Все чаще вспоминался дом. Василий снова подумывал о побеге, но с Данилой заговорить об этом не решался.
В Сарае Тебриз сказал как-то: «У нас тут степь, открыто, все видно, хорошо и красиво. А у вас на Руси леса, в них темно и страшно». Но нет, вовсе не так! Это в голой степи страшно, а в лесу от любого ворога схорониться можно, все такое знакомое и родное — ложбины, перелески, оврага, березка и ель, петлявые речушки, заросшие рогозом озера…
Объявился снова Киприан — заехал, как он сам объяснил, проститься перед дальней дорогой в Византию. О том о сем речь вел, ненароком будто бы обмолвился, что дядя княжича Владимир Андреевич Серпуховской на дочери Ольгерда женат. Василий сделал вид, что не понимает намека. Киприан в открытую пошел:
— Не только Витовту родство с Москвою нужно, но и тебе в равной мере. А Софья-то такая справная девка стала, увидишь — не узнаешь ее.
— Но она же ведь нерусь!
— Эк, научился чему от батюшки своего! Апостол Павел учил нас, что несть ни иудея, ни эллина.
— А Спаситель наш Иисус Христос? Он чему учил? Блаженный отец Сергий говорил…

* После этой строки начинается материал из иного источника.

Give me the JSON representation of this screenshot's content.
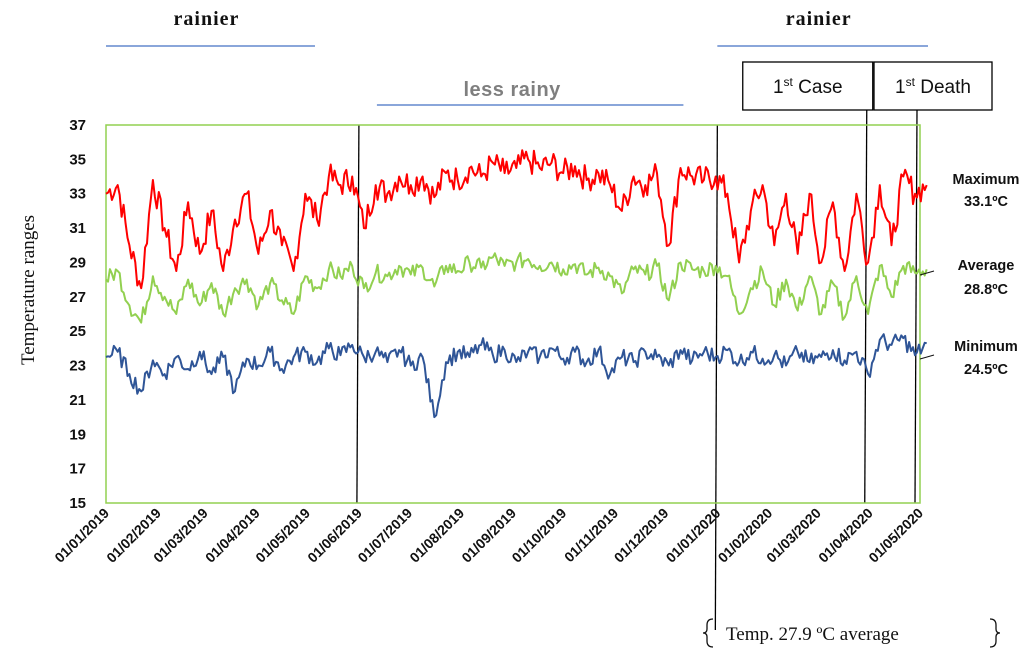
{
  "chart_data": {
    "type": "line",
    "ylabel": "Temperature ranges",
    "ylim": [
      15,
      37
    ],
    "yticks": [
      15,
      17,
      19,
      21,
      23,
      25,
      27,
      29,
      31,
      33,
      35,
      37
    ],
    "x_start": "01/01/2019",
    "x_end": "01/05/2020",
    "xticks": [
      "01/01/2019",
      "01/02/2019",
      "01/03/2019",
      "01/04/2019",
      "01/05/2019",
      "01/06/2019",
      "01/07/2019",
      "01/08/2019",
      "01/09/2019",
      "01/10/2019",
      "01/11/2019",
      "01/12/2019",
      "01/01/2020",
      "01/02/2020",
      "01/03/2020",
      "01/04/2020",
      "01/05/2020"
    ],
    "grid": false,
    "plot_border_color": "#92d050",
    "series": [
      {
        "key": "max",
        "color": "#ff0000",
        "points": [
          [
            "01/01/2019",
            33.0
          ],
          [
            "08/01/2019",
            33.5
          ],
          [
            "15/01/2019",
            30.0
          ],
          [
            "22/01/2019",
            27.5
          ],
          [
            "29/01/2019",
            33.8
          ],
          [
            "05/02/2019",
            31.0
          ],
          [
            "12/02/2019",
            28.5
          ],
          [
            "19/02/2019",
            32.5
          ],
          [
            "26/02/2019",
            29.5
          ],
          [
            "05/03/2019",
            32.0
          ],
          [
            "12/03/2019",
            28.5
          ],
          [
            "19/03/2019",
            31.5
          ],
          [
            "26/03/2019",
            33.0
          ],
          [
            "02/04/2019",
            29.5
          ],
          [
            "09/04/2019",
            32.0
          ],
          [
            "16/04/2019",
            30.0
          ],
          [
            "23/04/2019",
            28.5
          ],
          [
            "30/04/2019",
            33.0
          ],
          [
            "07/05/2019",
            31.5
          ],
          [
            "14/05/2019",
            34.0
          ],
          [
            "21/05/2019",
            33.5
          ],
          [
            "28/05/2019",
            34.0
          ],
          [
            "04/06/2019",
            31.0
          ],
          [
            "11/06/2019",
            33.5
          ],
          [
            "18/06/2019",
            33.0
          ],
          [
            "25/06/2019",
            34.0
          ],
          [
            "02/07/2019",
            33.5
          ],
          [
            "09/07/2019",
            34.0
          ],
          [
            "16/07/2019",
            32.8
          ],
          [
            "23/07/2019",
            34.2
          ],
          [
            "30/07/2019",
            33.8
          ],
          [
            "06/08/2019",
            34.5
          ],
          [
            "13/08/2019",
            34.0
          ],
          [
            "20/08/2019",
            34.8
          ],
          [
            "27/08/2019",
            34.2
          ],
          [
            "03/09/2019",
            34.5
          ],
          [
            "10/09/2019",
            35.0
          ],
          [
            "17/09/2019",
            34.5
          ],
          [
            "24/09/2019",
            34.8
          ],
          [
            "01/10/2019",
            34.2
          ],
          [
            "08/10/2019",
            34.6
          ],
          [
            "15/10/2019",
            33.8
          ],
          [
            "22/10/2019",
            34.2
          ],
          [
            "29/10/2019",
            33.5
          ],
          [
            "05/11/2019",
            32.0
          ],
          [
            "12/11/2019",
            34.0
          ],
          [
            "19/11/2019",
            33.5
          ],
          [
            "26/11/2019",
            34.2
          ],
          [
            "03/12/2019",
            30.0
          ],
          [
            "10/12/2019",
            34.5
          ],
          [
            "17/12/2019",
            34.0
          ],
          [
            "24/12/2019",
            33.8
          ],
          [
            "31/12/2019",
            34.0
          ],
          [
            "07/01/2020",
            33.0
          ],
          [
            "14/01/2020",
            29.0
          ],
          [
            "21/01/2020",
            32.0
          ],
          [
            "28/01/2020",
            33.5
          ],
          [
            "04/02/2020",
            30.0
          ],
          [
            "11/02/2020",
            33.0
          ],
          [
            "18/02/2020",
            29.5
          ],
          [
            "25/02/2020",
            33.0
          ],
          [
            "03/03/2020",
            29.0
          ],
          [
            "10/03/2020",
            32.5
          ],
          [
            "17/03/2020",
            28.5
          ],
          [
            "24/03/2020",
            33.0
          ],
          [
            "31/03/2020",
            29.0
          ],
          [
            "07/04/2020",
            33.5
          ],
          [
            "14/04/2020",
            30.0
          ],
          [
            "21/04/2020",
            34.0
          ],
          [
            "28/04/2020",
            33.0
          ],
          [
            "05/05/2020",
            33.5
          ]
        ]
      },
      {
        "key": "avg",
        "color": "#92d050",
        "points": [
          [
            "01/01/2019",
            28.0
          ],
          [
            "08/01/2019",
            28.5
          ],
          [
            "15/01/2019",
            26.5
          ],
          [
            "22/01/2019",
            25.5
          ],
          [
            "29/01/2019",
            28.2
          ],
          [
            "05/02/2019",
            27.0
          ],
          [
            "12/02/2019",
            26.0
          ],
          [
            "19/02/2019",
            28.0
          ],
          [
            "26/02/2019",
            26.5
          ],
          [
            "05/03/2019",
            27.8
          ],
          [
            "12/03/2019",
            26.0
          ],
          [
            "19/03/2019",
            27.5
          ],
          [
            "26/03/2019",
            28.0
          ],
          [
            "02/04/2019",
            26.5
          ],
          [
            "09/04/2019",
            27.8
          ],
          [
            "16/04/2019",
            26.8
          ],
          [
            "23/04/2019",
            26.0
          ],
          [
            "30/04/2019",
            28.2
          ],
          [
            "07/05/2019",
            27.5
          ],
          [
            "14/05/2019",
            28.6
          ],
          [
            "21/05/2019",
            28.2
          ],
          [
            "28/05/2019",
            28.8
          ],
          [
            "04/06/2019",
            27.5
          ],
          [
            "11/06/2019",
            28.4
          ],
          [
            "18/06/2019",
            28.2
          ],
          [
            "25/06/2019",
            28.8
          ],
          [
            "02/07/2019",
            28.3
          ],
          [
            "09/07/2019",
            28.7
          ],
          [
            "16/07/2019",
            27.6
          ],
          [
            "23/07/2019",
            28.8
          ],
          [
            "30/07/2019",
            28.5
          ],
          [
            "06/08/2019",
            29.0
          ],
          [
            "13/08/2019",
            28.7
          ],
          [
            "20/08/2019",
            29.3
          ],
          [
            "27/08/2019",
            28.8
          ],
          [
            "03/09/2019",
            29.0
          ],
          [
            "10/09/2019",
            29.2
          ],
          [
            "17/09/2019",
            28.8
          ],
          [
            "24/09/2019",
            29.0
          ],
          [
            "01/10/2019",
            28.6
          ],
          [
            "08/10/2019",
            28.9
          ],
          [
            "15/10/2019",
            28.3
          ],
          [
            "22/10/2019",
            28.7
          ],
          [
            "29/10/2019",
            28.2
          ],
          [
            "05/11/2019",
            27.2
          ],
          [
            "12/11/2019",
            28.6
          ],
          [
            "19/11/2019",
            28.3
          ],
          [
            "26/11/2019",
            28.8
          ],
          [
            "03/12/2019",
            26.8
          ],
          [
            "10/12/2019",
            29.0
          ],
          [
            "17/12/2019",
            28.6
          ],
          [
            "24/12/2019",
            28.5
          ],
          [
            "31/12/2019",
            28.8
          ],
          [
            "07/01/2020",
            28.2
          ],
          [
            "14/01/2020",
            26.0
          ],
          [
            "21/01/2020",
            27.5
          ],
          [
            "28/01/2020",
            28.5
          ],
          [
            "04/02/2020",
            26.5
          ],
          [
            "11/02/2020",
            28.0
          ],
          [
            "18/02/2020",
            26.2
          ],
          [
            "25/02/2020",
            28.2
          ],
          [
            "03/03/2020",
            26.0
          ],
          [
            "10/03/2020",
            27.8
          ],
          [
            "17/03/2020",
            25.8
          ],
          [
            "24/03/2020",
            28.2
          ],
          [
            "31/03/2020",
            26.0
          ],
          [
            "07/04/2020",
            28.8
          ],
          [
            "14/04/2020",
            27.0
          ],
          [
            "21/04/2020",
            28.8
          ],
          [
            "28/04/2020",
            28.4
          ],
          [
            "05/05/2020",
            28.6
          ]
        ]
      },
      {
        "key": "min",
        "color": "#2f5597",
        "points": [
          [
            "01/01/2019",
            23.5
          ],
          [
            "08/01/2019",
            23.8
          ],
          [
            "15/01/2019",
            22.5
          ],
          [
            "22/01/2019",
            21.5
          ],
          [
            "29/01/2019",
            23.3
          ],
          [
            "05/02/2019",
            22.5
          ],
          [
            "12/02/2019",
            23.5
          ],
          [
            "19/02/2019",
            22.8
          ],
          [
            "26/02/2019",
            23.8
          ],
          [
            "05/03/2019",
            22.5
          ],
          [
            "12/03/2019",
            23.5
          ],
          [
            "19/03/2019",
            21.5
          ],
          [
            "26/03/2019",
            23.4
          ],
          [
            "02/04/2019",
            23.0
          ],
          [
            "09/04/2019",
            23.8
          ],
          [
            "16/04/2019",
            22.8
          ],
          [
            "23/04/2019",
            23.5
          ],
          [
            "30/04/2019",
            23.8
          ],
          [
            "07/05/2019",
            23.2
          ],
          [
            "14/05/2019",
            24.0
          ],
          [
            "21/05/2019",
            23.6
          ],
          [
            "28/05/2019",
            24.2
          ],
          [
            "04/06/2019",
            23.5
          ],
          [
            "11/06/2019",
            23.8
          ],
          [
            "18/06/2019",
            23.2
          ],
          [
            "25/06/2019",
            23.9
          ],
          [
            "02/07/2019",
            23.0
          ],
          [
            "09/07/2019",
            23.5
          ],
          [
            "16/07/2019",
            20.0
          ],
          [
            "23/07/2019",
            23.2
          ],
          [
            "30/07/2019",
            23.8
          ],
          [
            "06/08/2019",
            23.5
          ],
          [
            "13/08/2019",
            24.2
          ],
          [
            "20/08/2019",
            23.6
          ],
          [
            "27/08/2019",
            23.9
          ],
          [
            "03/09/2019",
            23.2
          ],
          [
            "10/09/2019",
            23.8
          ],
          [
            "17/09/2019",
            23.5
          ],
          [
            "24/09/2019",
            24.0
          ],
          [
            "01/10/2019",
            23.4
          ],
          [
            "08/10/2019",
            23.8
          ],
          [
            "15/10/2019",
            23.2
          ],
          [
            "22/10/2019",
            23.9
          ],
          [
            "29/10/2019",
            22.5
          ],
          [
            "05/11/2019",
            23.5
          ],
          [
            "12/11/2019",
            23.2
          ],
          [
            "19/11/2019",
            23.8
          ],
          [
            "26/11/2019",
            23.5
          ],
          [
            "03/12/2019",
            23.0
          ],
          [
            "10/12/2019",
            23.9
          ],
          [
            "17/12/2019",
            23.3
          ],
          [
            "24/12/2019",
            23.8
          ],
          [
            "31/12/2019",
            23.5
          ],
          [
            "07/01/2020",
            23.9
          ],
          [
            "14/01/2020",
            23.2
          ],
          [
            "21/01/2020",
            23.8
          ],
          [
            "28/01/2020",
            23.4
          ],
          [
            "04/02/2020",
            23.6
          ],
          [
            "11/02/2020",
            23.0
          ],
          [
            "18/02/2020",
            23.8
          ],
          [
            "25/02/2020",
            23.2
          ],
          [
            "03/03/2020",
            23.5
          ],
          [
            "10/03/2020",
            23.9
          ],
          [
            "17/03/2020",
            23.3
          ],
          [
            "24/03/2020",
            23.8
          ],
          [
            "31/03/2020",
            22.5
          ],
          [
            "07/04/2020",
            24.5
          ],
          [
            "14/04/2020",
            24.2
          ],
          [
            "21/04/2020",
            24.6
          ],
          [
            "28/04/2020",
            23.6
          ],
          [
            "05/05/2020",
            24.3
          ]
        ]
      }
    ],
    "series_labels": [
      {
        "key": "max",
        "name": "Maximum",
        "value": "33.1ºC"
      },
      {
        "key": "avg",
        "name": "Average",
        "value": "28.8ºC"
      },
      {
        "key": "min",
        "name": "Minimum",
        "value": "24.5ºC"
      }
    ],
    "seasons": [
      {
        "label": "rainier",
        "from": "01/01/2019",
        "to": "01/05/2019",
        "style": "dark"
      },
      {
        "label": "less rainy",
        "from": "01/06/2019",
        "to": "01/12/2019",
        "style": "gray"
      },
      {
        "label": "rainier",
        "from": "01/01/2020",
        "to": "01/05/2020",
        "style": "dark"
      }
    ],
    "markers": [
      {
        "date": "01/06/2019"
      },
      {
        "date": "01/01/2020"
      },
      {
        "date": "01/04/2020",
        "label_main": "1",
        "label_sup": "st",
        "label_rest": " Case"
      },
      {
        "date": "01/05/2020",
        "label_main": "1",
        "label_sup": "st",
        "label_rest": " Death"
      }
    ],
    "note": "Temp. 27.9 ºC average"
  }
}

— Значит, не от батюшки своего, а от игумена перенял ты словеса, истинный смысл которых не каждому дано постигнуть. Да, только в единой вере христианской смогут все народы жить в мире и братстве. Ныне гимны о мире не встречают сочувствия в опустошенных людских сердцах, но в глубинах жизни народной, переполненных страданиями и печалями, нет места ненависти и вражде даже к иноплеменникам. Не народы враждуют, но цари. В сердце народном таится стремление к правде и свету, помочь ему в этом стремлении — долг каждого правителя, большого и малого, и твой тоже долг, княжич, будущий великий государь!
— Вот когда буду государем, тогда и поговорим! — закончил разговор Василий и думал, что расплевался навсегда с Киприаном, но тот слишком терпелив и проницателен был, чтобы дать сердцу возобладать над разумом.
— Верно, верно, Василий Дмитриевич, давно уж понял я, что державным умом своим ты дальше предков своих пойдешь. — Добавил с лукавством: — Хоть в Царьград я отбываю, однако все одно под рукой у тебя буду. Понадоблюсь вдруг — дай знать.
Понадобился Киприан княжичу даже раньше, чем можно было предполагать: еще и Киев не успел проехать митрополит, как вернули его в Литву гонцы Витовта.